Clark Mercer, executive director of the Metropolitan Washington Council of Governments, told the House committee that data show roughly 315,000 Virginians hold federal positions and that the National Capital Region as a whole is larger still.
Mercer said: "The number is closer as you see from last year's census, 315,000 federal workers in Virginia." He added that the National Capital Region employs roughly 400,000 federal workers, with "Hundred And 60 Thousand plus of those are in Northern Virginia." Mercer emphasized the role of contractors and the multiplier effects of high-paying federal jobs on local service sectors.
Mercer walked members through three categories of workforce movements he has tracked: probationary employees (who may be easier to separate), those accepting buyouts (about 75,000 accepted offers reported publicly), and formal reductions in force. He warned that available public statistics are fluid and incomplete and recommended that the committee secure better line-of-sight from OPM and agency payroll records to map which skill sets will be released and where private-sector demand exists.

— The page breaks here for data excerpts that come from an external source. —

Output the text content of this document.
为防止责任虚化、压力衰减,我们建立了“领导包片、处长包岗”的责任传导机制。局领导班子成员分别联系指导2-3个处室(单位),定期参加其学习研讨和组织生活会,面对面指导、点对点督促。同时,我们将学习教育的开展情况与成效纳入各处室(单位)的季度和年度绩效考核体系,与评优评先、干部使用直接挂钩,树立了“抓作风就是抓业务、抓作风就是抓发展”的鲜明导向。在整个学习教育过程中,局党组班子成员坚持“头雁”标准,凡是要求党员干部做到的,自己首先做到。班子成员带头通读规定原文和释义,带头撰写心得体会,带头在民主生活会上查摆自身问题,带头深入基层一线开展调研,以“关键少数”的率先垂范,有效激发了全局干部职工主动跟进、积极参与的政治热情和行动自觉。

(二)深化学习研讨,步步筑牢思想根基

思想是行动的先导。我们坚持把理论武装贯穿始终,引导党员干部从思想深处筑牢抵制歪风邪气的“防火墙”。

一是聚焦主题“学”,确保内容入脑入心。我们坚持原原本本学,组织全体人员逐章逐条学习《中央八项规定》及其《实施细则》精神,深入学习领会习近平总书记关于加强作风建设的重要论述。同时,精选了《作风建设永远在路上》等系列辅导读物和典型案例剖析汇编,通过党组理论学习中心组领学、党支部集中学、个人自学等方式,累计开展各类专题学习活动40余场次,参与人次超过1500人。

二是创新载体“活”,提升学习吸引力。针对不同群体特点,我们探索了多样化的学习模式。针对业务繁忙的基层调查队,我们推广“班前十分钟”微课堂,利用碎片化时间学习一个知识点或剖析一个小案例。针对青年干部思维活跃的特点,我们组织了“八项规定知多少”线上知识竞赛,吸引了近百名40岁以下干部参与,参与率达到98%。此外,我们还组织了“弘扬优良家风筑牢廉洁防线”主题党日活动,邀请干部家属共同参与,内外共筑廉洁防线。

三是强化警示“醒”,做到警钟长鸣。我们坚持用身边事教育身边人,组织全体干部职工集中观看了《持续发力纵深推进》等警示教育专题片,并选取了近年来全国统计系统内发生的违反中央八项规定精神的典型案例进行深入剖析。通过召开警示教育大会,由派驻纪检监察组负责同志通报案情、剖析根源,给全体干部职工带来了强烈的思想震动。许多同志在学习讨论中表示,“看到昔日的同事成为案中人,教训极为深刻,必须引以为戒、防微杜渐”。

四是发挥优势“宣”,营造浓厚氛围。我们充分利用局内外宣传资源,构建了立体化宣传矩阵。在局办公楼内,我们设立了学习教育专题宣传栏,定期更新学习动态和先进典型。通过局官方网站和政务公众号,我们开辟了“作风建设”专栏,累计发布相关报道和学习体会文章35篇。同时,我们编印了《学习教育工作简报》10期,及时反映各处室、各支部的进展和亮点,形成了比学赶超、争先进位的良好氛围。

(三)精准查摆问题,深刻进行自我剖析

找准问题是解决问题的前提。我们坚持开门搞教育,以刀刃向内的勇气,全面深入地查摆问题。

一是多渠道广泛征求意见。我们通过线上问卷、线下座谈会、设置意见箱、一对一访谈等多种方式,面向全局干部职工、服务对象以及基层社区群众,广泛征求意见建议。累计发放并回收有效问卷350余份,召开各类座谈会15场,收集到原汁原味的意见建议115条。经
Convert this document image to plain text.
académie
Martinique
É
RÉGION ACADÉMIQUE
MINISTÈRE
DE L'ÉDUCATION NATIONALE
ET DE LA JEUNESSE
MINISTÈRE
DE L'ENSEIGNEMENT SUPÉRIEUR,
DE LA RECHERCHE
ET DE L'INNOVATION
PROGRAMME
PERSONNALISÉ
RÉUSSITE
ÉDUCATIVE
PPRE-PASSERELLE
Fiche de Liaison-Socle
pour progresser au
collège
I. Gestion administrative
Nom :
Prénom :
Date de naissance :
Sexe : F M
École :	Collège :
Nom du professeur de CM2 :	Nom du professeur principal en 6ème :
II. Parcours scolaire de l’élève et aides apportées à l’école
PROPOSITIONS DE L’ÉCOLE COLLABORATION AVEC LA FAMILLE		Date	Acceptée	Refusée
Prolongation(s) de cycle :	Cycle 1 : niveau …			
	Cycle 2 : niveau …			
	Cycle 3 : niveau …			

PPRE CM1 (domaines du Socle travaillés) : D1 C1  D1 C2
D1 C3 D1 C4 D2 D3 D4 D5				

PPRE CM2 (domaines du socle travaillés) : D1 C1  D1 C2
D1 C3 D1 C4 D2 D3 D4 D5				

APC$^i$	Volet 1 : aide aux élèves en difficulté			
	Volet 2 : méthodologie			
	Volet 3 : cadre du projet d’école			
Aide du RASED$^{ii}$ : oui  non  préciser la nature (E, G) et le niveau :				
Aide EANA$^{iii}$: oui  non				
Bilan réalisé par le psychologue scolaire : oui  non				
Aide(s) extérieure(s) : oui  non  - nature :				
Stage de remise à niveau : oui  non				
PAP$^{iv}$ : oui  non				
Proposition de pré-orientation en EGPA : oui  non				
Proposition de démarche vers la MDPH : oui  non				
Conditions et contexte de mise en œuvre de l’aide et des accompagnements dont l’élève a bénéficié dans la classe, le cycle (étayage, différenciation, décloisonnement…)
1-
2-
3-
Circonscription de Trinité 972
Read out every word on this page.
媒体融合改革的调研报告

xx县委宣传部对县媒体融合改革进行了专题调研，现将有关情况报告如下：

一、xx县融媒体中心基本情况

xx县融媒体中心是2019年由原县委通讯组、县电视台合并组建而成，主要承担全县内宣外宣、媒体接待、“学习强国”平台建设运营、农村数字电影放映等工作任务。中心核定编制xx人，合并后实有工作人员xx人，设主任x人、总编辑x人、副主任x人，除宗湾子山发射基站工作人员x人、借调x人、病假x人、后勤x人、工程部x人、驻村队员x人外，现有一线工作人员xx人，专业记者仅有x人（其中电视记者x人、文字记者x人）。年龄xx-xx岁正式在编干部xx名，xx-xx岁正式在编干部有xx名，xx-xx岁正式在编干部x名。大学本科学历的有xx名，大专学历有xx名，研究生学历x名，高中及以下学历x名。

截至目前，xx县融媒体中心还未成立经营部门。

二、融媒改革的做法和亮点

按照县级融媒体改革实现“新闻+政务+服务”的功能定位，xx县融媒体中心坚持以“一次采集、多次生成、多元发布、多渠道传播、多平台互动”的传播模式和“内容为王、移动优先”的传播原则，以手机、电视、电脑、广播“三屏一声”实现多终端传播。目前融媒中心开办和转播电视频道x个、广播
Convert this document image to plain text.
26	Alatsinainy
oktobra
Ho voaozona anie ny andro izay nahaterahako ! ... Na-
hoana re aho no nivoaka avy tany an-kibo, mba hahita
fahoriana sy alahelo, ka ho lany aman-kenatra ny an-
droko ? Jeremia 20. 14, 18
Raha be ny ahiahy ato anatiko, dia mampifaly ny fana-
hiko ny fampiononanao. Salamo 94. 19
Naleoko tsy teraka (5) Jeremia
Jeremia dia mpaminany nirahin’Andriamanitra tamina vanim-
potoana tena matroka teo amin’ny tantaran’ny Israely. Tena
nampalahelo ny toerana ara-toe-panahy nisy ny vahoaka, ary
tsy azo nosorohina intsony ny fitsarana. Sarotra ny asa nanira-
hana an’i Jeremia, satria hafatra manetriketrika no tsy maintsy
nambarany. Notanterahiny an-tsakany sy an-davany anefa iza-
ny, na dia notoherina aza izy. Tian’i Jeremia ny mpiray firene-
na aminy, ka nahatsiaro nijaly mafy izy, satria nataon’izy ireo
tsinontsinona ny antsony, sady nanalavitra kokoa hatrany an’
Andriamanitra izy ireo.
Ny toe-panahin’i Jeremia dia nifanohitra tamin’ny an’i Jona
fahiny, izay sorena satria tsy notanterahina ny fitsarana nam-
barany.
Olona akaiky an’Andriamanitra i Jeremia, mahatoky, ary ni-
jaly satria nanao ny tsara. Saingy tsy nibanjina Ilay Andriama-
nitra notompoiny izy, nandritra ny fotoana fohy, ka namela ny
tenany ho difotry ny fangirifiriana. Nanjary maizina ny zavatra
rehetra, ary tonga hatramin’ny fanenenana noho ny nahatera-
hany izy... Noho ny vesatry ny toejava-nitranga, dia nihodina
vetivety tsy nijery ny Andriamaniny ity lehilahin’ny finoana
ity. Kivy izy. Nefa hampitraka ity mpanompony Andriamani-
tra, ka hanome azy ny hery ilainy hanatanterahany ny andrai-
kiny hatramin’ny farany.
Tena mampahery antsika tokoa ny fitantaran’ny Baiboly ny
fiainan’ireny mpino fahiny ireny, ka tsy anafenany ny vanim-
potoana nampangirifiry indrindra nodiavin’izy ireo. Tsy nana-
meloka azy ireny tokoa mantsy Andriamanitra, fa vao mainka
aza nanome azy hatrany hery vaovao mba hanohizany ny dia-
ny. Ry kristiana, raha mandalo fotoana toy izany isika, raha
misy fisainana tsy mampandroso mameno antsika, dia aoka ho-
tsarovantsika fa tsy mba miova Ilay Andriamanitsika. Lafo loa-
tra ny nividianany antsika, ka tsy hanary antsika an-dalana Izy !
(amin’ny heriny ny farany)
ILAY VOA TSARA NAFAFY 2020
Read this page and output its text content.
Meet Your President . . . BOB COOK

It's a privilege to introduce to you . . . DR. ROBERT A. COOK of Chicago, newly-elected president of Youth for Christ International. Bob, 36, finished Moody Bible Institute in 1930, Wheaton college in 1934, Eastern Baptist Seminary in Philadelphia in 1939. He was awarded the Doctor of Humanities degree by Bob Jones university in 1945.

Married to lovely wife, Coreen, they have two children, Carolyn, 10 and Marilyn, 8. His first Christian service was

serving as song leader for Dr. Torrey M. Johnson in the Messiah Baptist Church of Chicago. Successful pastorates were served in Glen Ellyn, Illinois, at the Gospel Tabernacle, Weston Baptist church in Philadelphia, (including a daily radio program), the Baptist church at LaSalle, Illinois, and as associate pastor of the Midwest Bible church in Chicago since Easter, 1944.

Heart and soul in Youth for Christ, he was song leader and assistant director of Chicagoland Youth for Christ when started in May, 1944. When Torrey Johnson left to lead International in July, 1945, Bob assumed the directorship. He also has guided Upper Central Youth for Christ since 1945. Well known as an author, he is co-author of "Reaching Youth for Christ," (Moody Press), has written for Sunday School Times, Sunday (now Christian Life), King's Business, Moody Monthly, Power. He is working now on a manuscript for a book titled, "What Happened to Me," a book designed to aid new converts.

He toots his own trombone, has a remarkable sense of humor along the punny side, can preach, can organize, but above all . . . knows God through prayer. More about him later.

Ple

He also highlighted potential non-payroll impacts: SNAP and Medicaid adjustments could increase food insecurity among up to an estimated 20,000 additional Virginians in Mercer’s modeling; changes to Defense Department procurement and a reported administration goal that could translate to multi-year defense reductions; and the possibility that GSA real estate decisions will shift office leases and federal footprints in Northern Virginia. Mercer urged the committee to refine census-tract level analyses to identify particularly exposed communities.
Mercer closed by recommending a focused effort to match skills of displaced federal employees with current job openings and to identify upskilling programs the state could scale.